Sunday, December 02, 2012

THE ELECT

by Sondra Zeidenstein


Image source: Wicked Mike
I woke from a dream
in which I had curly hair,
a bushel of it, unkempt,
uncombable, beyond
messing with
and I was smiling,
I who have always had
scanty hair, flat
to my narrow Rumanian
Jewish skull. I didn’t care
that it wasn’t beautiful,
just that there was
so much of it.

So I’m slow this morning
letting myself down
into reality, the disrepair
our ship of state displays
two days after we won
by one percent, the victory,
a gift from Blacks and Hispanics,
our traditional country
gone, said a pundit.

But my traditional country
has always been
diverse and I remember
how proud I was to be
standing in line in the gym
at school next to the one
black girl in my grade
and when we were told
to hold hands to our left
and our right, my brain
hesitated a second, imagining
the other to whom I’d never
spoken and then
without looking at her,
since we faced forward
so stiffly, I reached sideways
took her hand, and she
took mine. She was thin, my height,
I can’t recall her name,

but that her hand was
slighter than I expected,
her fingers without grasp
to reach for what she knew
by now at twelve
did not belong to her,
her palm flat and dry,

and I felt secretly proud
that I was called on
to extend my privilege
and well being, to someone
less sure of what if anything
belonged to her and I lived
for a moment joined, saying
to my proud, ignorant self,
what I have she must have too.
Here.

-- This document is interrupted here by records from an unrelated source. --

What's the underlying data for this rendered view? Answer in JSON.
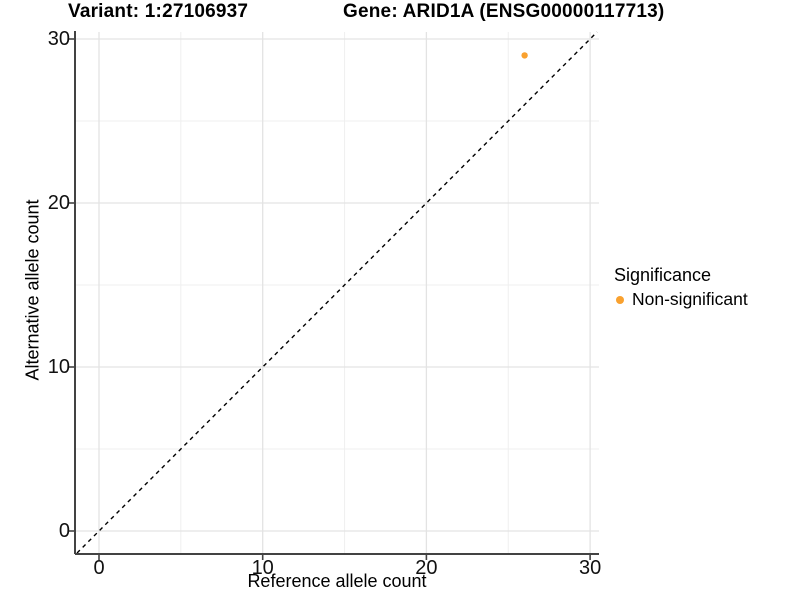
{
  "titles": {
    "variant": "Variant: 1:27106937",
    "gene": "Gene: ARID1A (ENSG00000117713)"
  },
  "axes": {
    "x": {
      "label": "Reference allele count"
    },
    "y": {
      "label": "Alternative allele count"
    }
  },
  "legend": {
    "title": "Significance",
    "items": [
      {
        "label": "Non-significant",
        "color": "#F9A12F"
      }
    ]
  },
  "chart_data": {
    "type": "scatter",
    "title": "Variant: 1:27106937   |   Gene: ARID1A (ENSG00000117713)",
    "xlabel": "Reference allele count",
    "ylabel": "Alternative allele count",
    "xlim": [
      0,
      30
    ],
    "ylim": [
      0,
      30
    ],
    "x_ticks": [
      0,
      10,
      20,
      30
    ],
    "y_ticks": [
      0,
      10,
      20,
      30
    ],
    "x_minor_ticks": [
      5,
      15,
      25
    ],
    "y_minor_ticks": [
      5,
      15,
      25
    ],
    "grid": true,
    "legend_position": "right",
    "series": [
      {
        "name": "Non-significant",
        "color": "#F9A12F",
        "points": [
          {
            "x": 26,
            "y": 29
          }
        ]
      }
    ],
    "reference_line": {
      "type": "identity y=x",
      "style": "dashed",
      "color": "#000000"
    },
    "colors": {
      "axis_line": "#434343",
      "grid_major": "#E3E3E3",
      "grid_minor": "#EFEFEF"
    }
  }
}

Take it.

So Obama won again.
He walked on stage at two
in the morning when I could
barely stay awake and his women
wore taffeta, the girls’ legs
exposed above the knees,
their hair flattened and shining
under the lights, their parents
never leaving them for an instant
under the roars of thousands
joined as I had been
seventy years ago
at Morningside School.
This family had it all
for a moment in our country,
something I always believed in.
I was part of it or
I was nothing.


Sondra Zeidenstein is a poet and publisher of Chicory Blue Press. She has published three books of poems, including A Detail in that Story and Contraries and edited several anthologies, including A Wider Giving: Women Writing after a Long Silence.